Adapted from Epicurious, the April 1999 issue of Bon Appétit
The reason there is such a disparity in the weight of the ham is that the recipe called for a 16-19 pound ham but Mr. Handsome bought a 7 pound ham and still made the same amount of marmalade. In other words, the marmalade is enough to cover a large ham, but if you choose to make a smaller ham, you just get more marmalade for your ham, which is not a bad thing. Of course, if you want to, you could always halve the marmalade recipe…
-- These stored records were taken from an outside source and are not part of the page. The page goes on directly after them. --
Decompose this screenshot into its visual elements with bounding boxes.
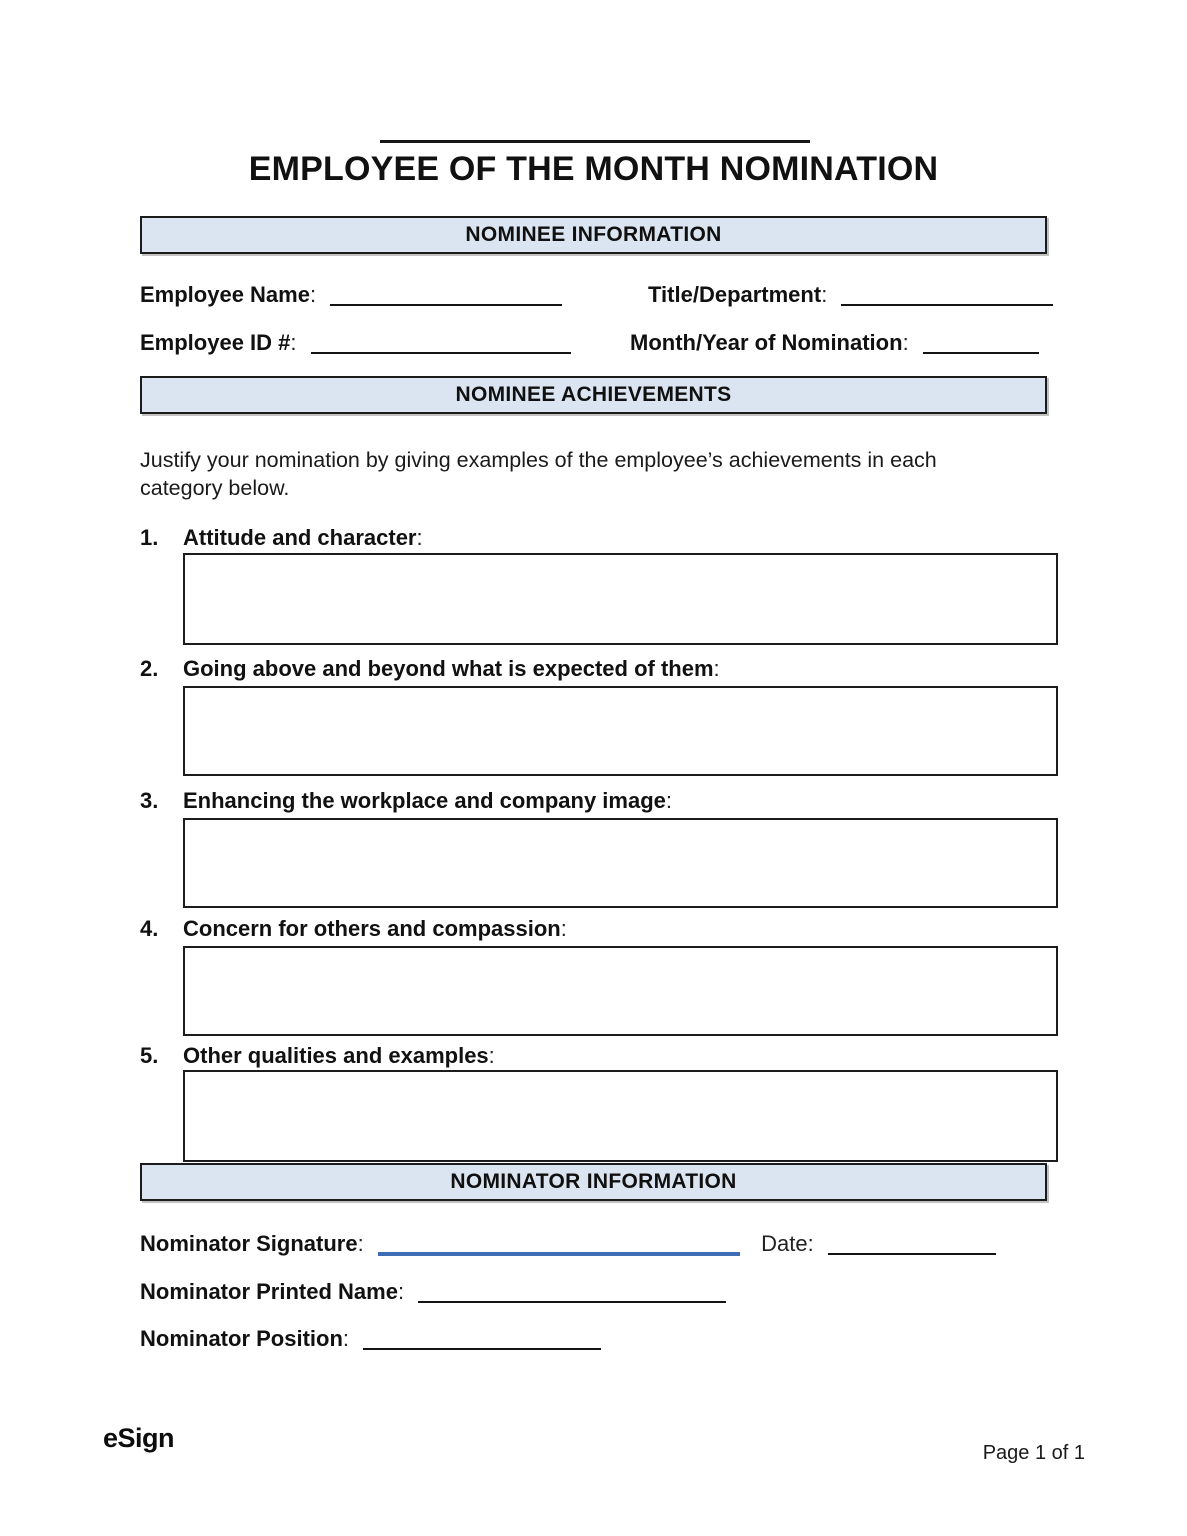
title-department-line[interactable] xyxy=(841,290,1053,306)
colon: : xyxy=(488,1043,495,1068)
achievement-box-5[interactable] xyxy=(183,1070,1058,1162)
achievement-box-1[interactable] xyxy=(183,553,1058,645)
section-header-nominee-information: NOMINEE INFORMATION xyxy=(140,216,1047,254)
title-department-label: Title/Department xyxy=(648,282,822,307)
nominator-printed-name-line[interactable] xyxy=(418,1287,726,1303)
achievement-box-2[interactable] xyxy=(183,686,1058,776)
achievement-item-3 xyxy=(140,788,672,814)
field-row-month-year xyxy=(630,330,1039,356)
employee-name-line[interactable] xyxy=(330,290,562,306)
section-header-nominee-achievements: NOMINEE ACHIEVEMENTS xyxy=(140,376,1047,414)
page-indicator: Page 1 of 1 xyxy=(982,1442,1085,1464)
colon: : xyxy=(397,1279,405,1304)
field-row-nominator-signature xyxy=(140,1231,996,1257)
colon: : xyxy=(807,1231,814,1256)
achievement-box-3[interactable] xyxy=(183,818,1058,908)
month-year-label: Month/Year of Nomination xyxy=(630,330,903,355)
field-row-employee-name xyxy=(140,282,562,308)
instructions-text: Justify your nomination by giving examples of the employee’s achievements in each category below. xyxy=(140,448,937,500)
colon: : xyxy=(357,1231,364,1256)
esign-logo: eSign xyxy=(103,1423,175,1453)
nominator-position-line[interactable] xyxy=(363,1334,601,1350)
employee-id-label: Employee ID # xyxy=(140,330,291,355)
field-row-nominator-printed-name xyxy=(140,1279,726,1305)
item-label: Enhancing the workplace and company image xyxy=(183,788,666,813)
colon: : xyxy=(560,916,567,941)
colon: : xyxy=(821,282,828,307)
achievement-item-5 xyxy=(140,1043,495,1069)
nominator-position-label: Nominator Position xyxy=(140,1326,343,1351)
item-label: Attitude and character xyxy=(183,525,417,550)
section-header-nominator-information: NOMINATOR INFORMATION xyxy=(140,1163,1047,1201)
colon: : xyxy=(713,656,720,681)
item-number: 5. xyxy=(140,1043,159,1068)
employee-name-label: Employee Name xyxy=(140,282,310,307)
nominator-printed-name-label: Nominator Printed Name xyxy=(140,1279,398,1304)
date-label: Date xyxy=(761,1231,808,1256)
colon: : xyxy=(902,330,909,355)
page-title: EMPLOYEE OF THE MONTH NOMINATION xyxy=(248,150,939,188)
employee-id-line[interactable] xyxy=(311,338,571,354)
item-number: 3. xyxy=(140,788,159,813)
item-number: 1. xyxy=(140,525,159,550)
field-row-title-department xyxy=(648,282,1053,308)
achievement-item-1 xyxy=(140,525,423,551)
date-line[interactable] xyxy=(828,1239,996,1255)
month-year-line[interactable] xyxy=(923,338,1039,354)
colon: : xyxy=(665,788,673,813)
title-top-rule xyxy=(380,140,810,143)
item-label: Other qualities and examples xyxy=(183,1043,489,1068)
colon: : xyxy=(309,282,317,307)
achievement-item-2 xyxy=(140,656,720,682)
field-row-employee-id xyxy=(140,330,571,356)
nominator-signature-label: Nominator Signature xyxy=(140,1231,358,1256)
item-number: 4. xyxy=(140,916,159,941)
achievement-box-4[interactable] xyxy=(183,946,1058,1036)
item-label: Going above and beyond what is expected of them xyxy=(183,656,714,681)
nominator-signature-field[interactable] xyxy=(378,1239,740,1256)
item-number: 2. xyxy=(140,656,159,681)
colon: : xyxy=(290,330,297,355)
colon: : xyxy=(342,1326,350,1351)
field-row-nominator-position xyxy=(140,1326,601,1352)
colon: : xyxy=(416,525,423,550)
achievement-item-4 xyxy=(140,916,567,942)
item-label: Concern for others and compassion xyxy=(183,916,561,941)
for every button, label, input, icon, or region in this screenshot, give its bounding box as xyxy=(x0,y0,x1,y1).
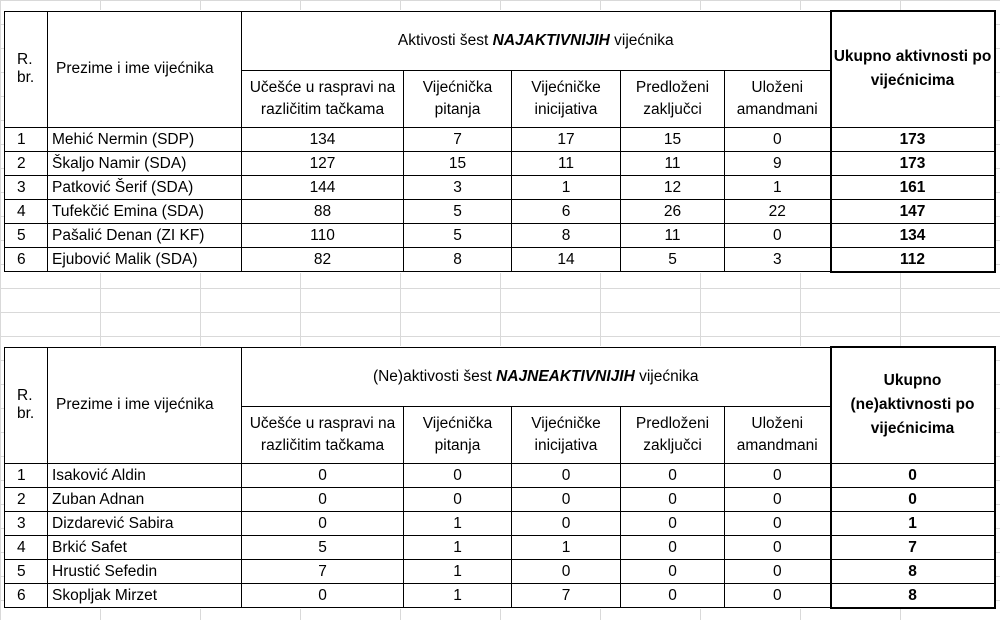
conclusions-cell[interactable]: 11 xyxy=(621,223,725,247)
table-row xyxy=(5,463,995,487)
row-number-cell[interactable]: 5 xyxy=(5,559,48,583)
amendments-cell[interactable]: 0 xyxy=(725,223,831,247)
councillor-name-cell[interactable]: Patković Šerif (SDA) xyxy=(48,175,242,199)
conclusions-cell[interactable]: 12 xyxy=(621,175,725,199)
amendments-cell[interactable]: 0 xyxy=(725,583,831,608)
conclusions-cell[interactable]: 0 xyxy=(621,487,725,511)
questions-cell[interactable]: 1 xyxy=(404,511,512,535)
row-number-cell[interactable]: 4 xyxy=(5,199,48,223)
total-cell[interactable]: 8 xyxy=(831,583,995,608)
col-header-debate[interactable]: Učešće u raspravi na različitim tačkama xyxy=(242,70,404,127)
total-cell[interactable]: 112 xyxy=(831,247,995,272)
amendments-cell[interactable]: 0 xyxy=(725,511,831,535)
total-cell[interactable]: 161 xyxy=(831,175,995,199)
initiatives-cell[interactable]: 0 xyxy=(512,559,621,583)
total-cell[interactable]: 134 xyxy=(831,223,995,247)
table-row xyxy=(5,583,995,608)
total-cell[interactable]: 0 xyxy=(831,463,995,487)
conclusions-cell[interactable]: 0 xyxy=(621,463,725,487)
group-header[interactable]: (Ne)aktivosti šest NAJNEAKTIVNIJIH vijećnika xyxy=(242,347,831,406)
initiatives-cell[interactable]: 6 xyxy=(512,199,621,223)
amendments-cell[interactable]: 0 xyxy=(725,487,831,511)
councillor-name-cell[interactable]: Dizdarević Sabira xyxy=(48,511,242,535)
initiatives-cell[interactable]: 14 xyxy=(512,247,621,272)
col-header-amendments[interactable]: Uloženi amandmani xyxy=(725,406,831,463)
name-header[interactable]: Prezime i ime vijećnika xyxy=(48,347,242,463)
group-header[interactable]: Aktivosti šest NAJAKTIVNIJIH vijećnika xyxy=(242,11,831,70)
questions-cell[interactable]: 1 xyxy=(404,583,512,608)
table-row xyxy=(5,511,995,535)
councillor-name-cell[interactable]: Škaljo Namir (SDA) xyxy=(48,151,242,175)
debate-cell[interactable]: 0 xyxy=(242,487,404,511)
questions-cell[interactable]: 3 xyxy=(404,175,512,199)
table-row xyxy=(5,199,995,223)
initiatives-cell[interactable]: 7 xyxy=(512,583,621,608)
total-cell[interactable]: 7 xyxy=(831,535,995,559)
table-row xyxy=(5,151,995,175)
debate-cell[interactable]: 5 xyxy=(242,535,404,559)
conclusions-cell[interactable]: 0 xyxy=(621,559,725,583)
debate-cell[interactable]: 127 xyxy=(242,151,404,175)
conclusions-cell[interactable]: 26 xyxy=(621,199,725,223)
debate-cell[interactable]: 110 xyxy=(242,223,404,247)
amendments-cell[interactable]: 9 xyxy=(725,151,831,175)
initiatives-cell[interactable]: 1 xyxy=(512,535,621,559)
amendments-cell[interactable]: 0 xyxy=(725,463,831,487)
col-header-questions[interactable]: Vijećnička pitanja xyxy=(404,70,512,127)
questions-cell[interactable]: 0 xyxy=(404,487,512,511)
total-cell[interactable]: 147 xyxy=(831,199,995,223)
total-cell[interactable]: 8 xyxy=(831,559,995,583)
col-header-conclusions[interactable]: Predloženi zaključci xyxy=(621,70,725,127)
councillor-name-cell[interactable]: Ejubović Malik (SDA) xyxy=(48,247,242,272)
questions-cell[interactable]: 5 xyxy=(404,223,512,247)
row-number-cell[interactable]: 6 xyxy=(5,583,48,608)
councillor-name-cell[interactable]: Pašalić Denan (ZI KF) xyxy=(48,223,242,247)
total-cell[interactable]: 0 xyxy=(831,487,995,511)
conclusions-cell[interactable]: 15 xyxy=(621,127,725,151)
conclusions-cell[interactable]: 11 xyxy=(621,151,725,175)
councillor-name-cell[interactable]: Zuban Adnan xyxy=(48,487,242,511)
conclusions-cell[interactable]: 0 xyxy=(621,583,725,608)
conclusions-cell[interactable]: 5 xyxy=(621,247,725,272)
debate-cell[interactable]: 0 xyxy=(242,463,404,487)
questions-cell[interactable]: 1 xyxy=(404,535,512,559)
col-header-conclusions[interactable]: Predloženi zaključci xyxy=(621,406,725,463)
row-number-cell[interactable]: 3 xyxy=(5,511,48,535)
table-row xyxy=(5,487,995,511)
questions-cell[interactable]: 0 xyxy=(404,463,512,487)
name-header[interactable]: Prezime i ime vijećnika xyxy=(48,11,242,127)
councillor-name-cell[interactable]: Tufekčić Emina (SDA) xyxy=(48,199,242,223)
total-header[interactable]: Ukupno aktivnosti po vijećnicima xyxy=(831,11,995,127)
amendments-cell[interactable]: 0 xyxy=(725,535,831,559)
questions-cell[interactable]: 5 xyxy=(404,199,512,223)
col-header-questions[interactable]: Vijećnička pitanja xyxy=(404,406,512,463)
total-header[interactable]: Ukupno (ne)aktivnosti po vijećnicima xyxy=(831,347,995,463)
conclusions-cell[interactable]: 0 xyxy=(621,535,725,559)
table-row xyxy=(5,175,995,199)
table-row xyxy=(5,247,995,272)
table-row xyxy=(5,223,995,247)
debate-cell[interactable]: 7 xyxy=(242,559,404,583)
amendments-cell[interactable]: 0 xyxy=(725,127,831,151)
row-number-cell[interactable]: 6 xyxy=(5,247,48,272)
row-number-cell[interactable]: 5 xyxy=(5,223,48,247)
rbr-header[interactable]: R. br. xyxy=(5,11,48,127)
total-cell[interactable]: 1 xyxy=(831,511,995,535)
bottom-inactivity-table xyxy=(4,346,996,609)
councillor-name-cell[interactable]: Brkić Safet xyxy=(48,535,242,559)
questions-cell[interactable]: 15 xyxy=(404,151,512,175)
initiatives-cell[interactable]: 0 xyxy=(512,463,621,487)
row-number-cell[interactable]: 1 xyxy=(5,127,48,151)
questions-cell[interactable]: 7 xyxy=(404,127,512,151)
row-number-cell[interactable]: 3 xyxy=(5,175,48,199)
initiatives-cell[interactable]: 8 xyxy=(512,223,621,247)
table-row xyxy=(5,559,995,583)
questions-cell[interactable]: 1 xyxy=(404,559,512,583)
debate-cell[interactable]: 144 xyxy=(242,175,404,199)
total-cell[interactable]: 173 xyxy=(831,127,995,151)
initiatives-cell[interactable]: 17 xyxy=(512,127,621,151)
col-header-amendments[interactable]: Uloženi amandmani xyxy=(725,70,831,127)
table-row xyxy=(5,127,995,151)
councillor-name-cell[interactable]: Isaković Aldin xyxy=(48,463,242,487)
conclusions-cell[interactable]: 0 xyxy=(621,511,725,535)
col-header-debate[interactable]: Učešće u raspravi na različitim tačkama xyxy=(242,406,404,463)
rbr-header[interactable]: R. br. xyxy=(5,347,48,463)
initiatives-cell[interactable]: 11 xyxy=(512,151,621,175)
initiatives-cell[interactable]: 0 xyxy=(512,487,621,511)
questions-cell[interactable]: 8 xyxy=(404,247,512,272)
amendments-cell[interactable]: 0 xyxy=(725,559,831,583)
debate-cell[interactable]: 0 xyxy=(242,511,404,535)
debate-cell[interactable]: 0 xyxy=(242,583,404,608)
amendments-cell[interactable]: 3 xyxy=(725,247,831,272)
councillor-name-cell[interactable]: Hrustić Sefedin xyxy=(48,559,242,583)
table-row xyxy=(5,535,995,559)
row-number-cell[interactable]: 2 xyxy=(5,487,48,511)
initiatives-cell[interactable]: 1 xyxy=(512,175,621,199)
top-activity-table xyxy=(4,10,996,273)
row-number-cell[interactable]: 2 xyxy=(5,151,48,175)
col-header-initiatives[interactable]: Vijećničke inicijativa xyxy=(512,406,621,463)
councillor-name-cell[interactable]: Mehić Nermin (SDP) xyxy=(48,127,242,151)
debate-cell[interactable]: 134 xyxy=(242,127,404,151)
debate-cell[interactable]: 88 xyxy=(242,199,404,223)
col-header-initiatives[interactable]: Vijećničke inicijativa xyxy=(512,70,621,127)
initiatives-cell[interactable]: 0 xyxy=(512,511,621,535)
amendments-cell[interactable]: 1 xyxy=(725,175,831,199)
row-number-cell[interactable]: 1 xyxy=(5,463,48,487)
total-cell[interactable]: 173 xyxy=(831,151,995,175)
councillor-name-cell[interactable]: Skopljak Mirzet xyxy=(48,583,242,608)
debate-cell[interactable]: 82 xyxy=(242,247,404,272)
row-number-cell[interactable]: 4 xyxy=(5,535,48,559)
amendments-cell[interactable]: 22 xyxy=(725,199,831,223)
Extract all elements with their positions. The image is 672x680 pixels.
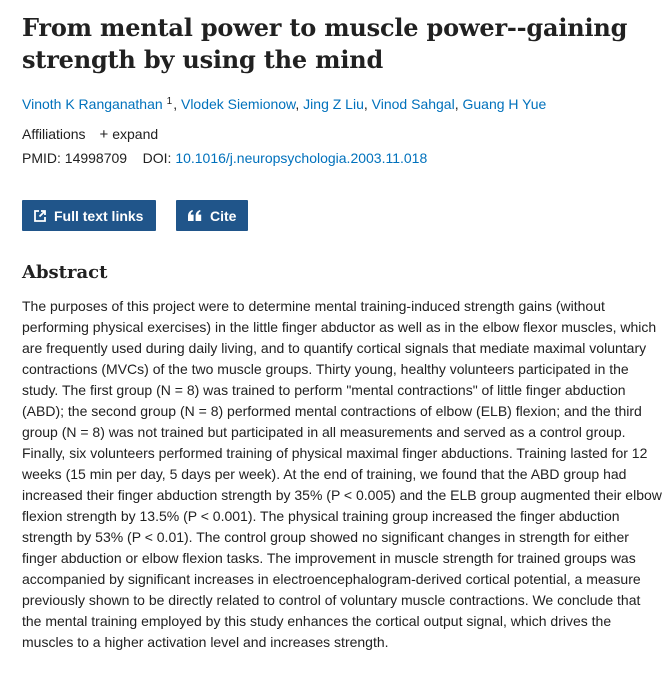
author-link[interactable]: Vlodek Siemionow [180, 96, 296, 112]
doi-link[interactable]: 10.1016/j.neuropsychologia.2003.11.018 [175, 150, 428, 166]
full-text-links-label: Full text links [54, 207, 144, 224]
cite-label: Cite [210, 207, 237, 224]
identifiers-row [22, 148, 427, 168]
doi-label: DOI: [142, 150, 172, 166]
external-link-icon [34, 210, 46, 222]
full-text-links-button[interactable] [22, 200, 156, 231]
author-link[interactable]: Guang H Yue [462, 96, 547, 112]
author-link[interactable]: Vinoth K Ranganathan [22, 96, 163, 112]
abstract-heading: Abstract [22, 262, 108, 283]
article-title: From mental power to muscle power--gaining strength by using the mind [22, 13, 628, 74]
affiliations-row [22, 124, 158, 145]
expand-label: expand [112, 126, 159, 142]
pmid-value: 14998709 [64, 150, 128, 166]
author-list [22, 92, 546, 114]
plus-icon: + [99, 126, 109, 143]
pmid-label: PMID: [22, 150, 61, 166]
expand-affiliations-button[interactable] [99, 126, 158, 142]
quote-icon [188, 210, 202, 221]
affiliations-label: Affiliations [22, 126, 86, 142]
author-separator: , [454, 96, 463, 112]
author-link[interactable]: Vinod Sahgal [371, 96, 455, 112]
author-separator: , [295, 96, 304, 112]
cite-button[interactable] [176, 200, 248, 231]
abstract-text: The purposes of this project were to determine mental training-induced strength gains (without performing physical exercises) in the little finger abductor as well as in the elbow flexor muscles, which are frequently used during daily living, and to quantify cortical signals that mediate maximal voluntary contractions (MVCs) of the two muscle groups. Thirty young, healthy volunteers participated in the study. The first group (N = 8) was trained to perform "mental contractions" of little finger abduction (ABD); the second group (N = 8) performed mental contractions of elbow (ELB) flexion; and the third group (N = 8) was not trained but participated in all measurements and served as a control group. Finally, six volunteers performed training of physical maximal finger abductions. Training lasted for 12 weeks (15 min per day, 5 days per week). At the end of training, we found that the ABD group had increased their finger abduction strength by 35% (P < 0.005) and the ELB group augmented their elbow flexion strength by 13.5% (P < 0.001). The physical training group increased the finger abduction strength by 53% (P < 0.01). The control group showed no significant changes in strength for either finger abduction or elbow flexion tasks. The improvement in muscle strength for trained groups was accompanied by significant increases in electroencephalogram-derived cortical potential, a measure previously shown to be directly related to control of voluntary muscle contractions. We conclude that the mental training employed by this study enhances the cortical output signal, which drives the muscles to a higher activation level and increases strength. [22, 298, 662, 650]
author-separator: , [363, 96, 372, 112]
author-separator: , [173, 96, 181, 112]
affiliation-number[interactable]: 1 [166, 96, 173, 107]
author-link[interactable]: Jing Z Liu [303, 96, 364, 112]
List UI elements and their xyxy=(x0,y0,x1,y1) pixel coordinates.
Also, don’t scrimp and buy generic mustard (or, for that matter, generic marmalade) because the flavors shine through—any inferior flavors you use will also shine through, though in that case you may wish they wouldn’t.
1 7-19 pound smoked fully cooked bone-in ham
20-40 whole cloves
1 cup orange marmalade
1/4 cup Dijon mustard
2 tablespoons water
Trim excess rind and fat from the upper side of the ham. (Mr. Handsome was confused as to what was the “upper side” of the ham, so he just trimmed for a bit and then called it good.) Leave a 1/4 inch layer of fat, more or less. Score the fat in a diamond pattern and stick one clove in the center of each diamond. Place the ham in a roasting pan and bake at 325 degrees till the meat thermometer registers 120 degrees, about 2-4 hours, depending on the size of the ham.
Melt the marmalade in a small saucepan and whisk in the mustard and water. Boil till the mixture coats a spoon and no longer drips, more or less. It should take anywhere between 6-12 minutes.
When the ham is done, remove it from the oven and transfer it from the roasting pan to a platter. Remove the cloves from the ham (if you don’t, they will get stuck in the ham once you glaze it).
Now, if you want to reserve the juices and drippings for another time (bean soup, maybe?), set the roasting pan on a burner and turn it to medium heat. Whisk in a cup or two of water and stir, scraping the bottom, to deglaze the pan. Simmer the mixture for a bit and then pour the liquid into a jar and refrigerate it (the fat will float to the top; you can skim it off later).
Turn the oven up to 400 degrees.
Wipe out the roasting pan and line it with foil. Return the ham to the pan. Spoon the marmalade glaze over the ham, coating all sides. Bake the ham for 10-20 minutes and then take it from the oven and let it stand for another half hour before serving.